Solutions are available but difficult to access (in a separate book, or on the web), this reduces the urge to look the solution up if one is stuck.
Of varying difficulty (I like the approach Concrete Mathematics takes: everything from trivial applications to research questions).
I like it when difficulty is indicated, but it’s also okay when it’s said clearly in the beginning that exercises are not marked for difficulty (making them mystery boxes).
Takes many angles
Has figures and illustrations. I don’t think I’ve encountered a textbook with too many yet. (See Visual Complex Analysis for an example of doing this well.)
Has many examples. I’m not sure yet about the advantage of recurring examples. Same point about amount as with figures.
Includes code, if possible. It’s cool if you tell me the equations for computing the likelihood ratio of a hypothesis & dataset, but it’s even cooler if you give me some sample code I can use and extend along with it.
You can use boldface and italics and underlining for reading comprehension, example here.
Use section headings and paragraphs liberally.
Artificial Intelligence: A Modern Approach has one- to three-word side-notes describing the content of each paragraph. This is very good.
Distinguish definitions, proofs, examples, case-studies, code, formulas &c.
Define terms before they are used. (This is not a joke. Population Genetics uses the term “substitution” on p. 32 without defining it, and exercise 12-1 from Naive Set Theory depends on the axiom of regularity, but the book doesn’t define it.)

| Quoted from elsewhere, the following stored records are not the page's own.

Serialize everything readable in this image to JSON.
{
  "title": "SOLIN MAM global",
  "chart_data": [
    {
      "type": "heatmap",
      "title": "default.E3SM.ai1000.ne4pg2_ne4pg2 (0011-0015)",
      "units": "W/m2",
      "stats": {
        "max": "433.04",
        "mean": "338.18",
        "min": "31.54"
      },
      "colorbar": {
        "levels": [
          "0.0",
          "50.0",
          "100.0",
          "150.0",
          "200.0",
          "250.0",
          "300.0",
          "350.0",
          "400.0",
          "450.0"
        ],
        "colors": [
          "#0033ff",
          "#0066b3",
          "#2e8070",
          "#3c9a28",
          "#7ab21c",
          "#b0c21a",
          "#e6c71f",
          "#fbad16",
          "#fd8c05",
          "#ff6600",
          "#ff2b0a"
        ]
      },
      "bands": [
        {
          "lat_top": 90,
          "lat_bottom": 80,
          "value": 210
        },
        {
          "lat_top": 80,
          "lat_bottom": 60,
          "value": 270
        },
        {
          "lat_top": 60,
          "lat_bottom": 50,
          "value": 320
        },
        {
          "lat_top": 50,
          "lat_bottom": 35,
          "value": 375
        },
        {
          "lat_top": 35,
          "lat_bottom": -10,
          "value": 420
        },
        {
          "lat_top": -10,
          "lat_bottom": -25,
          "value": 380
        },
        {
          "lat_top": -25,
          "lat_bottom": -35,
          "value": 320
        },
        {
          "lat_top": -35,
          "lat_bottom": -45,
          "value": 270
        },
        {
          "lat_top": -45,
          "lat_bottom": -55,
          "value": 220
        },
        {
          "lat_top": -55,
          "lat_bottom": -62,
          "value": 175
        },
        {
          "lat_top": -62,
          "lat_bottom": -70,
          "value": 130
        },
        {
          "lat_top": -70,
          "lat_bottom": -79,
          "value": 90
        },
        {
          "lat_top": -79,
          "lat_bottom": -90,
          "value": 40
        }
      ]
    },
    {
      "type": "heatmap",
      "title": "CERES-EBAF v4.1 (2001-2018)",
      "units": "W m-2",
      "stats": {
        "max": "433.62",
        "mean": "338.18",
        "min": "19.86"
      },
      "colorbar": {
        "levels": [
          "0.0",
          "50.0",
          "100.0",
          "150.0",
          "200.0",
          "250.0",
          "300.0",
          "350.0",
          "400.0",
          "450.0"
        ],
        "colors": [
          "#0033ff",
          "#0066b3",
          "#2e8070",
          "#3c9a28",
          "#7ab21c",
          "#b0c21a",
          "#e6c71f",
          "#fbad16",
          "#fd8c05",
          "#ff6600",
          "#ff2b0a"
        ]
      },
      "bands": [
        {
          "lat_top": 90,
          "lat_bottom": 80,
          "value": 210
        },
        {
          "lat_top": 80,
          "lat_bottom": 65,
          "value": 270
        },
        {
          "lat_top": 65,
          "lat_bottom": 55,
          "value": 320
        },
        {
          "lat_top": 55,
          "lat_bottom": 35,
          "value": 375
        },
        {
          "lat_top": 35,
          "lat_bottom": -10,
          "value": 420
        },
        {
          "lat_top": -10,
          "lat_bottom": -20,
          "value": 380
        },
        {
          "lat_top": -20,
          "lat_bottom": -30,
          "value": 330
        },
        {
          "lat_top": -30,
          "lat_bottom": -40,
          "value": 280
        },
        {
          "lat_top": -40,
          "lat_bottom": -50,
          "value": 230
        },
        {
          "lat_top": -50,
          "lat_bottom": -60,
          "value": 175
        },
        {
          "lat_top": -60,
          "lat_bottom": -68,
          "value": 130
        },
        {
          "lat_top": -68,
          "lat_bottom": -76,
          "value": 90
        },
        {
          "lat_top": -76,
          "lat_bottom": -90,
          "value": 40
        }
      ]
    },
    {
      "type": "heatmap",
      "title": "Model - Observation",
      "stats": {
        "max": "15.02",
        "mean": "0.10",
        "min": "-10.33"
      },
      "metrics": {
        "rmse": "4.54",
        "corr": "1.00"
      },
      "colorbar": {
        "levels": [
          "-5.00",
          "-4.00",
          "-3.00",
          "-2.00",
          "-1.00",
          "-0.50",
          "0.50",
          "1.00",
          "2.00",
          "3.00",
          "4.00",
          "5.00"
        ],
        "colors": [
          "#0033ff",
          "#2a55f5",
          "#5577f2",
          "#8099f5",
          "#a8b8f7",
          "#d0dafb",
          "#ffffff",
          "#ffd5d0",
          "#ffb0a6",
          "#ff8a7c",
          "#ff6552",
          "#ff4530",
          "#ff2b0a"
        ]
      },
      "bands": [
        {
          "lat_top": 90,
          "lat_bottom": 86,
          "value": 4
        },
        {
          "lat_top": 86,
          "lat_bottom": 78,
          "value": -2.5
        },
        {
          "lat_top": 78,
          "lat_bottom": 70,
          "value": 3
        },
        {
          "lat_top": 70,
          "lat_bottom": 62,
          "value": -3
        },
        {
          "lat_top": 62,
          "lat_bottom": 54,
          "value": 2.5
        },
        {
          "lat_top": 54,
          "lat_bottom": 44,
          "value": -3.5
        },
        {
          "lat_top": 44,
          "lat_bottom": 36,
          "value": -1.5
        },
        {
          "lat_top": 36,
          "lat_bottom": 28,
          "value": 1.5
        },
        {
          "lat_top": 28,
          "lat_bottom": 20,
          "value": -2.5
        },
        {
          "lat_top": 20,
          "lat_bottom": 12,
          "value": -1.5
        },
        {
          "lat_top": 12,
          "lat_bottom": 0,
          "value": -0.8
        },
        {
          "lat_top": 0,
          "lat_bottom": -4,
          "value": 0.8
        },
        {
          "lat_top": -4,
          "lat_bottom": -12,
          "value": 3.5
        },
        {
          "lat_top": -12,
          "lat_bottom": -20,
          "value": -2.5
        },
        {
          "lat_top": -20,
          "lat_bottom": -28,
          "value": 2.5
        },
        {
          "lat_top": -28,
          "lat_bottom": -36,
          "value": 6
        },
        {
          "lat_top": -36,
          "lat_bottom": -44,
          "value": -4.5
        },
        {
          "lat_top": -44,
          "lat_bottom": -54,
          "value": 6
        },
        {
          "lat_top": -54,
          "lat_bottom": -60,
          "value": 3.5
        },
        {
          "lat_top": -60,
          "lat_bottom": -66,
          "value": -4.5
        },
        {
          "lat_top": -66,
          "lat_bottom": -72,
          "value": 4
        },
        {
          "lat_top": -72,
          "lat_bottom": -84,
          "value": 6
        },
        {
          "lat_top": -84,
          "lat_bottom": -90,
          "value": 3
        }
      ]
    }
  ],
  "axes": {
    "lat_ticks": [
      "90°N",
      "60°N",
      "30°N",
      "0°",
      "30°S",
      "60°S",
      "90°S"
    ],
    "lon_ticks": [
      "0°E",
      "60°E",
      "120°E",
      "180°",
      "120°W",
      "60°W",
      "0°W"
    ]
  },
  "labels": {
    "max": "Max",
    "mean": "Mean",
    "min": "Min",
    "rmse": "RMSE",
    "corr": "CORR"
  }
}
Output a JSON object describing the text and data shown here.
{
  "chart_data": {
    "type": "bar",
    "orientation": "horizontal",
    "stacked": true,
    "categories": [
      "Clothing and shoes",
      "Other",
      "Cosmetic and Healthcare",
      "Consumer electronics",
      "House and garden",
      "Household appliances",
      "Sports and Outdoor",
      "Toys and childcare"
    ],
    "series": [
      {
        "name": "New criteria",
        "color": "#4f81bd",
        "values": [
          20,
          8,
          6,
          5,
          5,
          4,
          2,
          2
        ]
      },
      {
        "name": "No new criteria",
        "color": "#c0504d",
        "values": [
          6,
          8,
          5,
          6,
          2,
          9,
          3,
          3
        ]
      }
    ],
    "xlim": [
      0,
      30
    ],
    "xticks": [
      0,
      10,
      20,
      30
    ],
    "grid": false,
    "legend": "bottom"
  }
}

If the book has pre-requisites beyond what a high-schooler knows, a good textbook lists those pre-requisites and textbooks that teach them.
Multiple editions are an indicator for quality.
Ditto for multiple authors.
A conversational and whimsy style can be nice, but shouldn’t be overdone.
Hot take: I get very little value from proofs in math textbooks, and consider them usually unnecessary (unless they teach a new proof method). I like the Infinite Napkin for its approach.